Зощенко на заседании не был, находился, кажется, в отъезде. Через несколько дней я встретился с ним и рассказал ему о споре Тынянова с Олешей.
Тынянов не только хороший писатель, но и самый крупный в наше время литературовед и историк, — сказал Михаил Михайлович и добродушно улыбнулся. — Где с ним спорить писателю, даже такому, как Олеша! Писатели, к сожалению, редко относятся к фактам объективно и исторично. А Тынянова в этом не упрекнешь… Если бы я присутствовал на заседании, я бы тоже заступился за Дюма.
Михаил Михайлович принимал участие в обсуждении наиболее интересных и острых проблем, которые ставились на заседаниях секции прозы. Принимал он участие и в критических обсуждениях книг своих товарищей по секции.
Помню (это было в конце 1945 года) подобное выступление (оно продолжалось не меньше получаса) Зощенко на заседании секции в тот вечер, когда обсуждалась моя повесть «Дом на Моховой». Не знаю, сохранилась ли стенограмма этого выступления. В одной из глав этой моей повести, посвященной изображению войны и блокады Ленинграда, описывается фронтовой Сестрорецк, городок, только что покинутый эвакуированными жителями. Дома еще выглядели так, словно их обитатели отлучились на час или на два и вот-вот вернутся.
Через толстое стекло часового магазина было видно, как еще продолжали жить большие часы, строго и точно отмеривая время.
— Все это описано реально, — говорил тихо, словно размышляя вслух, Зощенко, — но есть одна совершенно недостоверная деталь. Часы тикают. А это не может быть слышно через стекло магазинной витрины. Ошибка? Просчет? Другого автора, я не сомневаясь, в этом бы обвинил. Но у Геннадия Гора свое видение, свои взаимоотношения с миром и действительностью. И я не считаю нужным засчитывать ему за недостаток то, что в его стилистической манере может оказаться достоинством.
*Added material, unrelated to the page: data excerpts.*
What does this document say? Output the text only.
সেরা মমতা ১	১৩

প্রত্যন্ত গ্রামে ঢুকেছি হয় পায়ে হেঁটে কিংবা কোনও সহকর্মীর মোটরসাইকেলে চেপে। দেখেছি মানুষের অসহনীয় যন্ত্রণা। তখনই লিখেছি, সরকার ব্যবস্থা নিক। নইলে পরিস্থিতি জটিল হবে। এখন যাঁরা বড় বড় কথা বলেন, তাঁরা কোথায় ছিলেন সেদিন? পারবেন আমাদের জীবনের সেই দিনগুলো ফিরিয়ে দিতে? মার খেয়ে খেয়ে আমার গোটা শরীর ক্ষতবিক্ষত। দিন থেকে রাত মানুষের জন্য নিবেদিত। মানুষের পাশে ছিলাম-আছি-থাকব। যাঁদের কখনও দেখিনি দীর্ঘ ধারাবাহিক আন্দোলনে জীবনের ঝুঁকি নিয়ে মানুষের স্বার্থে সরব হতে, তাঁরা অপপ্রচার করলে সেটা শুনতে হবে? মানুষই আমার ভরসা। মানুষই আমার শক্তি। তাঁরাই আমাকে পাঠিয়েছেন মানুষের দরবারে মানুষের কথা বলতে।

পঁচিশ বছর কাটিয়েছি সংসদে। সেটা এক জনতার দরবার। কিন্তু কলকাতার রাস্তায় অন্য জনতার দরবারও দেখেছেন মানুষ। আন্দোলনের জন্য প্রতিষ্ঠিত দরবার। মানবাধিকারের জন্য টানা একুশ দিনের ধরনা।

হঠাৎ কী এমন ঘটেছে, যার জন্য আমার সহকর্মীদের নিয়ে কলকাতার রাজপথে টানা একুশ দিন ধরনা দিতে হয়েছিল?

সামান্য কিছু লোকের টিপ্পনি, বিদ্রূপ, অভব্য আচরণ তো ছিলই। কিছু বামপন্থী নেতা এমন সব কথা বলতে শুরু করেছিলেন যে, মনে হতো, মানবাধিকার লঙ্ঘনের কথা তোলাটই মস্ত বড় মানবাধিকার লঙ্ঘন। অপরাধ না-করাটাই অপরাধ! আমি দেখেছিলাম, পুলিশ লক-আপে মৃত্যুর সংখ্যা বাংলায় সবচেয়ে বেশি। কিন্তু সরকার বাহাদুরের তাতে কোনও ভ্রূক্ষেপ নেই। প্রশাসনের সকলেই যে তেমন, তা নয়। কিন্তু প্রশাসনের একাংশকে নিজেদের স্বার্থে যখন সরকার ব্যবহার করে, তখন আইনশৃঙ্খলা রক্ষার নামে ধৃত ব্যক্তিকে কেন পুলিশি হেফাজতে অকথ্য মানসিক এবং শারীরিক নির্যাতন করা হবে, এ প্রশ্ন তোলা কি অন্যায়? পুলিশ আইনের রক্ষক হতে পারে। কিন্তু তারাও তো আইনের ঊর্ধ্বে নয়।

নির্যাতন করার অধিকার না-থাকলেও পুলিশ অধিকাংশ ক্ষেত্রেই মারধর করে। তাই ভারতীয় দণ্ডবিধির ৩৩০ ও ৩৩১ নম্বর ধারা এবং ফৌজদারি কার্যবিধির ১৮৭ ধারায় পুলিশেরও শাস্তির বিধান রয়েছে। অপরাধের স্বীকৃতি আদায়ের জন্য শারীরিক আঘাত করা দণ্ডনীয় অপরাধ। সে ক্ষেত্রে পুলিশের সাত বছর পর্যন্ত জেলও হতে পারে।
Я привожу это место из выступления Зощенко не для того, чтобы привлечь внимание читателя к своей особе, а чтоб отметить осторожность суждений Михаила Михайловича, когда речь шла о прозе и праве писателя на «ошибки», сделанные не случайно, а продиктованные Стилистическим поиском.
7
Реальность становилась более пластичной, я бы сказал — более романтичной и театральной, когда на улице появлялся Михаил Михайлович, шагая своей легкой, характерной, элегантной походкой.
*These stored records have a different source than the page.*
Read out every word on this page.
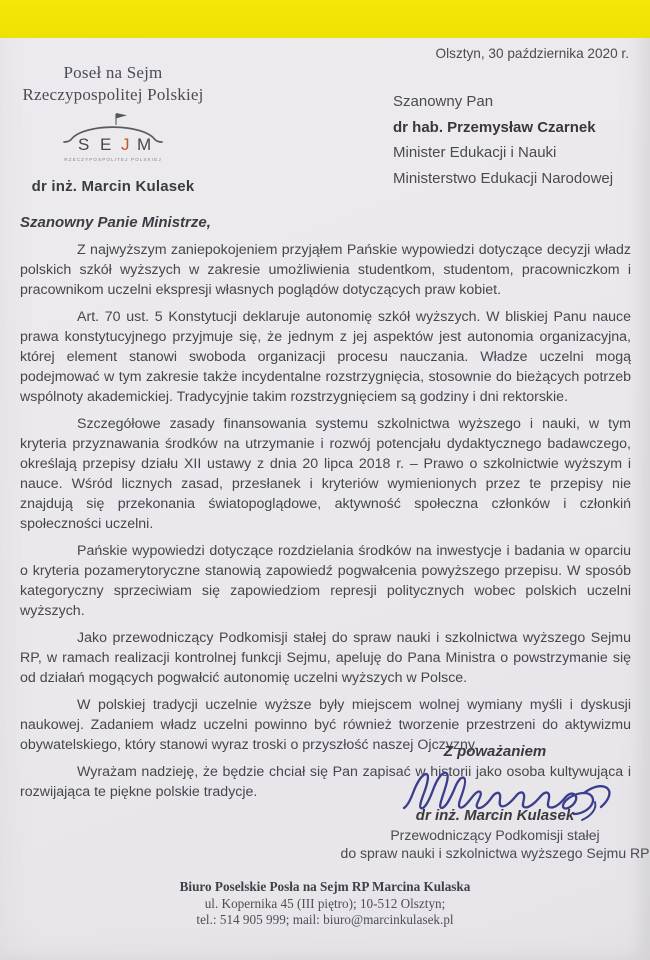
Olsztyn, 30 października 2020 r.
Poseł na Sejm
Rzeczypospolitej Polskiej
S E J M
RZECZYPOSPOLITEJ POLSKIEJ
dr inż. Marcin Kulasek
Szanowny Pan
dr hab. Przemysław Czarnek
Minister Edukacji i Nauki
Ministerstwo Edukacji Narodowej
Szanowny Panie Ministrze,

Z najwyższym zaniepokojeniem przyjąłem Pańskie wypowiedzi dotyczące decyzji władz polskich szkół wyższych w zakresie umożliwienia studentkom, studentom, pracowniczkom i pracownikom uczelni ekspresji własnych poglądów dotyczących praw kobiet.

Art. 70 ust. 5 Konstytucji deklaruje autonomię szkół wyższych. W bliskiej Panu nauce prawa konstytucyjnego przyjmuje się, że jednym z jej aspektów jest autonomia organizacyjna, której element stanowi swoboda organizacji procesu nauczania. Władze uczelni mogą podejmować w tym zakresie także incydentalne rozstrzygnięcia, stosownie do bieżących potrzeb wspólnoty akademickiej. Tradycyjnie takim rozstrzygnięciem są godziny i dni rektorskie.

Szczegółowe zasady finansowania systemu szkolnictwa wyższego i nauki, w tym kryteria przyznawania środków na utrzymanie i rozwój potencjału dydaktycznego badawczego, określają przepisy działu XII ustawy z dnia 20 lipca 2018 r. – Prawo o szkolnictwie wyższym i nauce. Wśród licznych zasad, przesłanek i kryteriów wymienionych przez te przepisy nie znajdują się przekonania światopoglądowe, aktywność społeczna członków i członkiń społeczności uczelni.

Pańskie wypowiedzi dotyczące rozdzielania środków na inwestycje i badania w oparciu o kryteria pozamerytoryczne stanowią zapowiedź pogwałcenia powyższego przepisu. W sposób kategoryczny sprzeciwiam się zapowiedziom represji politycznych wobec polskich uczelni wyższych.

Jako przewodniczący Podkomisji stałej do spraw nauki i szkolnictwa wyższego Sejmu RP, w ramach realizacji kontrolnej funkcji Sejmu, apeluję do Pana Ministra o powstrzymanie się od działań mogących pogwałcić autonomię uczelni wyższych w Polsce.

W polskiej tradycji uczelnie wyższe były miejscem wolnej wymiany myśli i dyskusji naukowej. Zadaniem władz uczelni powinno być również tworzenie przestrzeni do aktywizmu obywatelskiego, który stanowi wyraz troski o przyszłość naszej Ojczyzny.

Wyrażam nadzieję, że będzie chciał się Pan zapisać w historii jako osoba kultywująca i rozwijająca te piękne polskie tradycje.

Z poważaniem
dr inż. Marcin Kulasek
Przewodniczący Podkomisji stałej
do spraw nauki i szkolnictwa wyższego Sejmu RP
Biuro Poselskie Posła na Sejm RP Marcina Kulaska
ul. Kopernika 45 (III piętro); 10-512 Olsztyn;
tel.: 514 905 999; mail: biuro@marcinkulasek.pl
Здания каждый раз спешили превратиться в декорацию, стать картиной или рисунком, превратиться в страницу книги, чтобы вписать Зощенко в свой фон.
Даже на карикатурах и дружеских шаржах (а они не всегда бывают дружескими) Зощенко выглядел красавцем, правда, с несколько подчеркнуто преувеличенной элегантностью и стройностью фигуры. Она и служила мишенью для карикатуриста — эта полная изящества, стройная фигура, идущая характерной походкой или стоящая перед вами. Вспомните хотя бы талантливое изображение Михаила Михайловича, созданное Малаховским в его хорошо известном дружеском шарже. Да, Михаил Михайлович обладал выправкой военного. Держался всегда подтянуто, и трудно было представить его в туфлях и халате. Я часто представлял себе Зощенко бравым строевым офицером первой мировой войны или не менее молодцеватым командиром Красной Армии, активным участником гражданской войны. Михаил Михайлович, несмотря на свою кротость и доброту (а может, благодаря им), был очень смелым офицером, кавалером многих боевых наград.
Обыватели, встречавшиеся с Зощенко, каждый раз разочарованно отмечали, что писатель в повседневной жизни никогда не острит, всегда молчалив и даже чем-то как будто опечален. Действительно, Зощенко острил очень редко, говорил с полной серьезностью даже о вещах смешных и выглядел слегка печальным даже среди веселой компании.
Антиномия между красивым, слегка печальным обликом писателя и его земным, слишком земным, глубоко погруженным в быт и нравы юмором, мне думается, была кажущейся. Да и был ли в своей сущности юмор Зощенко уж таким бытовым и заземленным, как это казалось некоторым его читателям и критикам? Сам стиль Зощенко, его манера и способ видеть, впитавший в себя некоторые бытовые черты времени, был где-то внутренне романтичен и, повторяю, по-блоковски воздушен и прекрасен, ведь он был направлен против бездуховности обывателя, с тем чтобы утвердить высоконравственные, высокоэстетические ценности, созданные Октябрьской революцией и внедряемые в народ Лениным и Луначарским.
Сочетание бытовой реальности с чем-то глубоко романтичным и мечтательным и было онтологическим свойством Зощенко и свидетельствовало о том скрытом, не бросающемся в глаза единстве, которое пронизывало все существо этого необыкновенно талантливого и самобытного писателя.